Skin neglect. Chronic dry skin that is not moisturised can get inflamed and this can develop into eczema.

  • Moisturising tip: Find active skincare products that suit your skin and apply them as often as you can.

Inactivity is linked to cardiovascular disease and obesity, both of which are associated with an increased risk of developing eczema. Unfortunately, many eczema sufferers find that sweating makes their eczema worse and therefore try to avoid exercise.

Certain foods like fizzy drinks, fatty take-outs, cake and alcohol can increase inflammation in the body, which can lead to eczema flare-ups.

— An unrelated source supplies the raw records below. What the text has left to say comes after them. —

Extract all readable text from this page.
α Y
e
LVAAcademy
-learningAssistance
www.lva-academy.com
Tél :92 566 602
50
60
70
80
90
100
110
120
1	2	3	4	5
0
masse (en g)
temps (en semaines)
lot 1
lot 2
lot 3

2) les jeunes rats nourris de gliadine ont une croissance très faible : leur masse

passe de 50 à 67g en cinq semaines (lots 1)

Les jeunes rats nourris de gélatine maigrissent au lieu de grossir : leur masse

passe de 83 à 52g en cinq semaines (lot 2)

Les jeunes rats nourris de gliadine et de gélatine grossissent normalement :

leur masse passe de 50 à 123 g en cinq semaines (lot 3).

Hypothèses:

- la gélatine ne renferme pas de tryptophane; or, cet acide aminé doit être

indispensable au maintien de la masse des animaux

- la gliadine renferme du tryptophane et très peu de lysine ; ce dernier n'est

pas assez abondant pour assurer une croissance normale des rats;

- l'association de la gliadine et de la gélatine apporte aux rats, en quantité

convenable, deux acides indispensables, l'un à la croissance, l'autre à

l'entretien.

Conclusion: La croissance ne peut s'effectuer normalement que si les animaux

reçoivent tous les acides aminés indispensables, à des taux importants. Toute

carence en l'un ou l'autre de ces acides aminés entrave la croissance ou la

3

  • Healthy eating tips: Try to include one food a day (or more!) that is beneficial for the skin and that reduces inflammation. Good oily foods are linseed, hemp seeds and walnuts, which are rich in omega fats. Vegetables and fruit contain lots of anti-inflammatory components. The more intensely coloured they are, the better; like spinach, raspberries or blueberries.


Very dry skin is associated with some underlying conditions, for instance: thyroid disease, diabetes, and certain nutritional deficiencies. Talk to your GP or health care professional if you have accompanying symptoms that you are concerned about.